- Born: c. 1963 Nashville, Tennessee, U.S.
- Occupation: Business executive
- Spouse: Patricia Frist
- Relatives: Thomas F. Frist Jr. (father-in-law) Patricia C. Frist (mother-in-law) William R. Frist (brother-in-law) Thomas F. Frist, III (brother-in-law)

= Charles A. Elcan =

American business executive

Charles A. Elcan, also known as Chuck Elcan, (born c. 1965) is an American business executive. He is the co-founder and president of the China Health Care Corporation.

==Early life==
Charles A. Elcan was born circa 1965 in Nashville, Tennessee.

==Career==
He served as the Executive Vice President of HCP, Inc. Additionally, he served as the President & Chief Executive Officer of MedCap Properties. He served on the Board of Directors of Kimpton Hotels & Restaurants.

Elcan co-founded the China Health Care Corporation, with his father-in-law, Thomas F. Frist Jr., in 2005. It is headquartered in Hong Kong. Elcan serves as its president.

Additionally, Elcan serves on the Board of Directors of REX American Resources, an ethanol and natural gas exploration company.

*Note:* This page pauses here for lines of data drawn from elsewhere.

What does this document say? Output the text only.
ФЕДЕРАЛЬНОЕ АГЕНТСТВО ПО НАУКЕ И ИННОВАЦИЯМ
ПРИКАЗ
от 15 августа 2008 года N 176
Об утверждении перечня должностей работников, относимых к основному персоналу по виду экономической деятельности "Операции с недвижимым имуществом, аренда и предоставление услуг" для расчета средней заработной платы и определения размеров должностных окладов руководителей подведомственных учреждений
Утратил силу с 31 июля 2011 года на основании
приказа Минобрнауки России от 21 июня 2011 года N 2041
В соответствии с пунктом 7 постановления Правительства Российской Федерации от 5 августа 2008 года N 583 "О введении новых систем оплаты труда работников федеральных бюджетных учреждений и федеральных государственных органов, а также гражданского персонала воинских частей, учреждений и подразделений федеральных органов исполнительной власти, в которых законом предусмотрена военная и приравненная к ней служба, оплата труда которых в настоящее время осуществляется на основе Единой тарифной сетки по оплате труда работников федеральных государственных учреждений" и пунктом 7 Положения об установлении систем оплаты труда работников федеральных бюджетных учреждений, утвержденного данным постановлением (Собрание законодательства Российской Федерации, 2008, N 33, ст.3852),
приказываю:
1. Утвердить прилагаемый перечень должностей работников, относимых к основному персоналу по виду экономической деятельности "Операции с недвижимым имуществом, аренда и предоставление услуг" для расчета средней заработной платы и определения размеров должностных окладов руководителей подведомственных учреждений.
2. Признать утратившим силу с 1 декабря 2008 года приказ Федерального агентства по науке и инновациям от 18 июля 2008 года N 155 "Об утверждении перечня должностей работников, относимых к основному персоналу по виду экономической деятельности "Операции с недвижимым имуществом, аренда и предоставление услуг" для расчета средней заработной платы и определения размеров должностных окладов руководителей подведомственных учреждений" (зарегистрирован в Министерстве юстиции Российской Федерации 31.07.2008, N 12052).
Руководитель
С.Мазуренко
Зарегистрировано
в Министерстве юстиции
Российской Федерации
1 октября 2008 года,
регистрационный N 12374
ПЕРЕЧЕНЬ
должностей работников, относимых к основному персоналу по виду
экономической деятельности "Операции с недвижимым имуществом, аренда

With his wife, Elcan purchased the Loveless Cafe in Nashville, Tennessee, in 2003. In 2014, he purchased 30 Music Square West, a former music studio in Music Row, with Mike Curb and philanthropist Aubrey Preston.

==Philanthropy==
Elcan served as the chair of the Dan and Margaret Maddox Charitable Fund. He also served on the board of trustees of the Tennessee Wildlife Resources Foundation. He serves on the board of trustees of the Land Trust for Tennessee.

==Personal life==
Elcan is married to Patricia "Trisha" Frist, the daughter of Thomas F. Frist Jr. and Patricia C. Frist, who is the niece of former US Senator Bill Frist. They reside in Belle Meade, Tennessee.